Montoya's response may suggest that he was confused about whether a guilty plea was appropriate, given that he could not remember what occurred during the stabbing incident. Arguably, this indicates some misunderstanding of what an Alford plea entails. However, the record indicates that the trial court clarified the situation so as to eliminate any confusion on Montoya's part. Immediately after the exchange quoted above, the trial court told Montoya that it understood that he did not remember. It then read Montoya's statement in the plea form to him, which said that although he could not remember the events involved, he realized that it was highly likely that he could be convicted at trial of second degree murder, and for that reason he wished to plead guilty to the lesser crime of first degree manslaughter. Montoya responded, "That's the way it is." This indicates that Montoya in fact decided that pleading guilty to manslaughter was a preferable alternative to going to trial on the higher charge. In other words, Montoya entered an Alford plea with an understanding of its significance.[4]
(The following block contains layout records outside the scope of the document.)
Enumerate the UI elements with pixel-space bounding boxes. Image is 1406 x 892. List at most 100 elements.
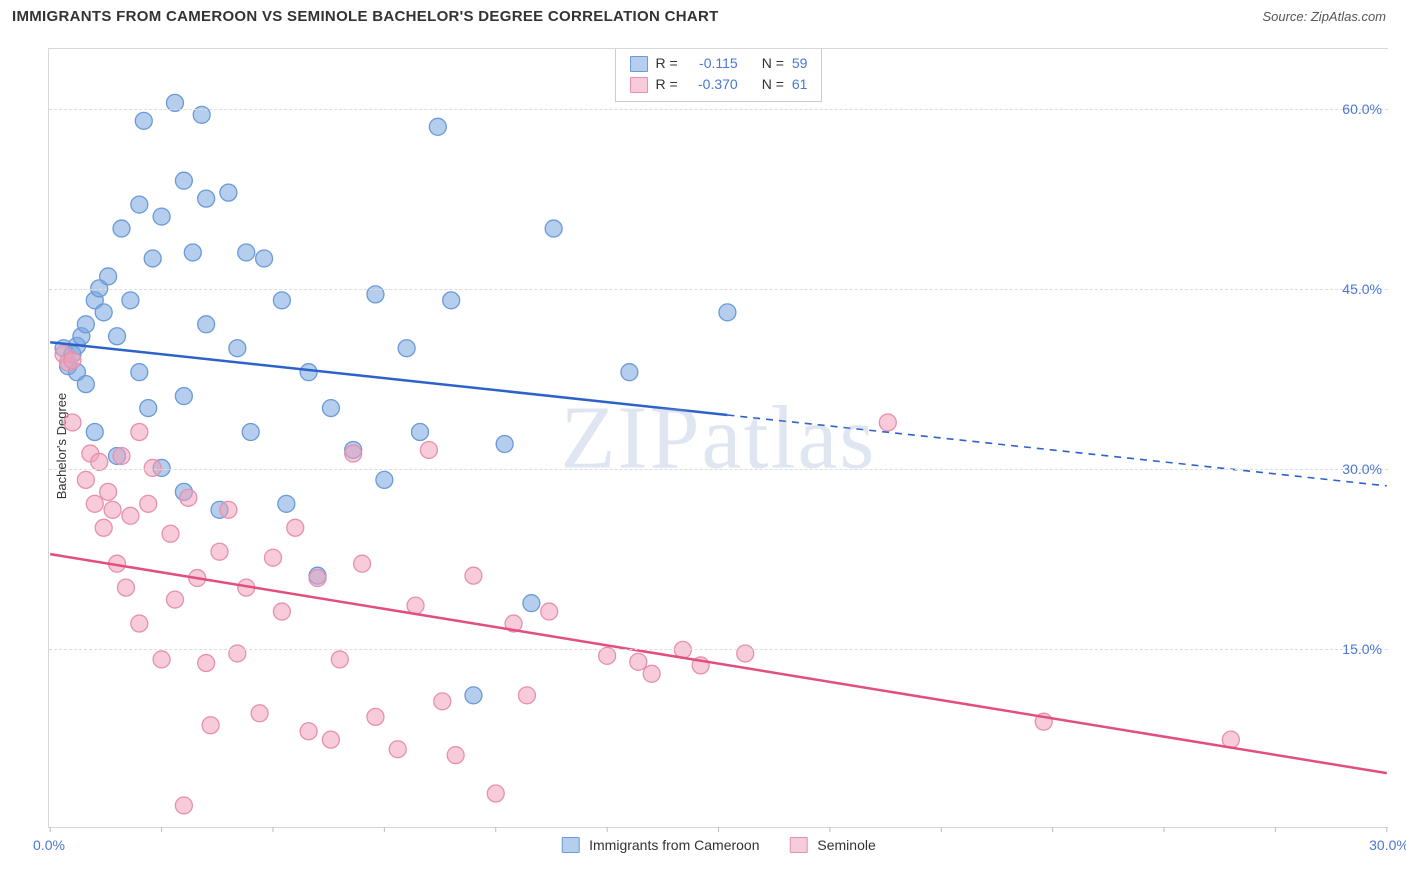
data-point bbox=[545, 220, 562, 237]
data-point bbox=[131, 424, 148, 441]
legend-stats-row-1: R = -0.115 N = 59 bbox=[630, 53, 808, 74]
data-point bbox=[202, 717, 219, 734]
data-point bbox=[140, 400, 157, 417]
data-point bbox=[220, 501, 237, 518]
data-point bbox=[737, 645, 754, 662]
data-point bbox=[322, 400, 339, 417]
data-point bbox=[198, 316, 215, 333]
data-point bbox=[153, 208, 170, 225]
data-point bbox=[465, 687, 482, 704]
data-point bbox=[322, 731, 339, 748]
data-point bbox=[719, 304, 736, 321]
data-point bbox=[100, 483, 117, 500]
y-tick-label: 15.0% bbox=[1342, 641, 1382, 657]
data-point bbox=[447, 747, 464, 764]
legend-swatch-2 bbox=[790, 837, 808, 853]
data-point bbox=[412, 424, 429, 441]
data-point bbox=[140, 495, 157, 512]
data-point bbox=[122, 292, 139, 309]
data-point bbox=[273, 292, 290, 309]
legend-swatch-pink bbox=[630, 77, 648, 93]
data-point bbox=[487, 785, 504, 802]
data-point bbox=[95, 304, 112, 321]
legend-swatch-blue bbox=[630, 56, 648, 72]
data-point bbox=[162, 525, 179, 542]
data-point bbox=[198, 190, 215, 207]
data-point bbox=[429, 118, 446, 135]
data-point bbox=[256, 250, 273, 267]
data-point bbox=[420, 441, 437, 458]
x-tick-label: 30.0% bbox=[1369, 837, 1406, 853]
data-point bbox=[91, 453, 108, 470]
legend-label-2: Seminole bbox=[817, 837, 875, 853]
data-point bbox=[113, 447, 130, 464]
data-point bbox=[135, 112, 152, 129]
data-point bbox=[265, 549, 282, 566]
data-point bbox=[77, 471, 94, 488]
data-point bbox=[77, 316, 94, 333]
data-point bbox=[496, 436, 513, 453]
chart-title: IMMIGRANTS FROM CAMEROON VS SEMINOLE BAC… bbox=[12, 8, 719, 25]
data-point bbox=[434, 693, 451, 710]
data-point bbox=[443, 292, 460, 309]
data-point bbox=[77, 376, 94, 393]
data-point bbox=[300, 723, 317, 740]
data-point bbox=[175, 797, 192, 814]
data-point bbox=[86, 424, 103, 441]
data-point bbox=[131, 615, 148, 632]
plot-area: ZIPatlas R = -0.115 N = 59 R = -0.370 N … bbox=[48, 48, 1388, 828]
y-tick-label: 30.0% bbox=[1342, 461, 1382, 477]
legend-stats-row-2: R = -0.370 N = 61 bbox=[630, 74, 808, 95]
data-point bbox=[122, 507, 139, 524]
data-point bbox=[104, 501, 121, 518]
data-point bbox=[345, 445, 362, 462]
legend-item-2: Seminole bbox=[790, 837, 876, 853]
n-label: N = bbox=[762, 74, 784, 95]
data-point bbox=[389, 741, 406, 758]
data-point bbox=[100, 268, 117, 285]
data-point bbox=[229, 645, 246, 662]
data-point bbox=[367, 708, 384, 725]
data-point bbox=[198, 655, 215, 672]
y-tick-label: 60.0% bbox=[1342, 101, 1382, 117]
data-point bbox=[64, 352, 81, 369]
data-point bbox=[144, 459, 161, 476]
data-point bbox=[879, 414, 896, 431]
data-point bbox=[523, 595, 540, 612]
data-point bbox=[109, 328, 126, 345]
legend-bottom: Immigrants from Cameroon Seminole bbox=[561, 837, 876, 853]
data-point bbox=[131, 364, 148, 381]
data-point bbox=[273, 603, 290, 620]
data-point bbox=[309, 570, 326, 587]
data-point bbox=[630, 653, 647, 670]
n-label: N = bbox=[762, 53, 784, 74]
data-point bbox=[621, 364, 638, 381]
r-value-1: -0.115 bbox=[686, 53, 738, 74]
trend-line bbox=[50, 554, 1387, 773]
data-point bbox=[113, 220, 130, 237]
data-point bbox=[153, 651, 170, 668]
data-point bbox=[229, 340, 246, 357]
data-point bbox=[278, 495, 295, 512]
data-point bbox=[95, 519, 112, 536]
data-point bbox=[407, 597, 424, 614]
data-point bbox=[465, 567, 482, 584]
trend-line-dashed bbox=[727, 415, 1386, 486]
r-label: R = bbox=[656, 53, 678, 74]
n-value-1: 59 bbox=[792, 53, 808, 74]
x-tick-label: 0.0% bbox=[33, 837, 65, 853]
data-point bbox=[144, 250, 161, 267]
data-point bbox=[64, 414, 81, 431]
data-point bbox=[287, 519, 304, 536]
data-point bbox=[300, 364, 317, 381]
data-point bbox=[242, 424, 259, 441]
data-point bbox=[518, 687, 535, 704]
data-point bbox=[541, 603, 558, 620]
data-point bbox=[180, 489, 197, 506]
legend-swatch-1 bbox=[561, 837, 579, 853]
data-point bbox=[117, 579, 134, 596]
data-point bbox=[175, 172, 192, 189]
scatter-svg bbox=[49, 49, 1388, 827]
data-point bbox=[131, 196, 148, 213]
legend-item-1: Immigrants from Cameroon bbox=[561, 837, 759, 853]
*282 In summary, the record establishes that Montoya's guilty plea was knowing, intelligent and voluntary. He was informed of the nature of the crime charged, and his decision to plead guilty to first degree manslaughter was a knowing, voluntary and intelligent choice among alternatives. In addition, there was a strong factual basis for the plea. Therefore, the plea was constitutionally valid.

Because Montoya has failed to show any error resulting in actual prejudice, we conclude that there is no basis for granting him relief. We reverse the Court of Appeals vacation of his guilty plea and reinstate the trial court's judgment.

UTTER, BRACHTENBACH, DOLLIVER, DORE, ANDERSEN, CALLOW, and GOODLOE, JJ., and SKIMAS, J. Pro Tem., concur.

NOTES

[1] RCW 9 A. 32.050(1)(a) provides:

"A person is guilty of murder in the second degree when:

"(a) With intent to cause the death of another person but without premeditation, he causes the death of such person or of a third person".

[2] RCW 9 A. 32.060(1)(a) provides:

"A person is guilty of manslaughter in the first degree when:

"(a) He recklessly causes the death of another person".

[3] The Court of Appeals concluded that the record did not show that Montoya was informed of the elements of first degree manslaughter. This conclusion can be explained by the fact that the amended information apparently was not included in the record before the Court of Appeals. As the prosecuting attorney explained to this court, the State had little reason to provide the amended information to the Court of Appeals because this portion of the record was not relevant to the issue raised in Montoya's personal restraint petition filed in that court. In that pro se petition, Montoya alleged that the interpreter misrepresented the contents of the statement on plea of guilty, tricked him into signing it, and was related to Mr. Hernandez, the third individual involved in the knife fight. Like the Court of Appeals, we note that nothing in the record supports Montoya's allegations regarding the independence or validity of the interpreter's translations.

[4] Montoya also argues that, given that he did not remember the incident, his plea could not have been knowing, voluntary and intelligent unless the police reports themselves were read to him in their entirety. He suggests that the prosecutor's summary of the potential evidence during the plea hearing did not adequately inform him of the facts and alert him to possible defenses. However, the defendant need not be informed of every detail of evidence gathered by the State in order to make a knowing, voluntary and intelligent Alford plea. The prosecutor's summary of the facts during the plea hearing accurately reflected the evidence in the police reports that the State would have presented at trial to prove the elements of the crime. Under these circumstances, Montoya's lack of knowledge of the entire contents of the police reports did not prevent him from making an informed decision that, due to the likelihood of conviction if the case went to trial, it was in his interest to plead guilty. In addition, Montoya has not argued that his attorney did not read the police reports. If the reports had contained any statements that might have suggested possible defenses, defense counsel would have been aware of them.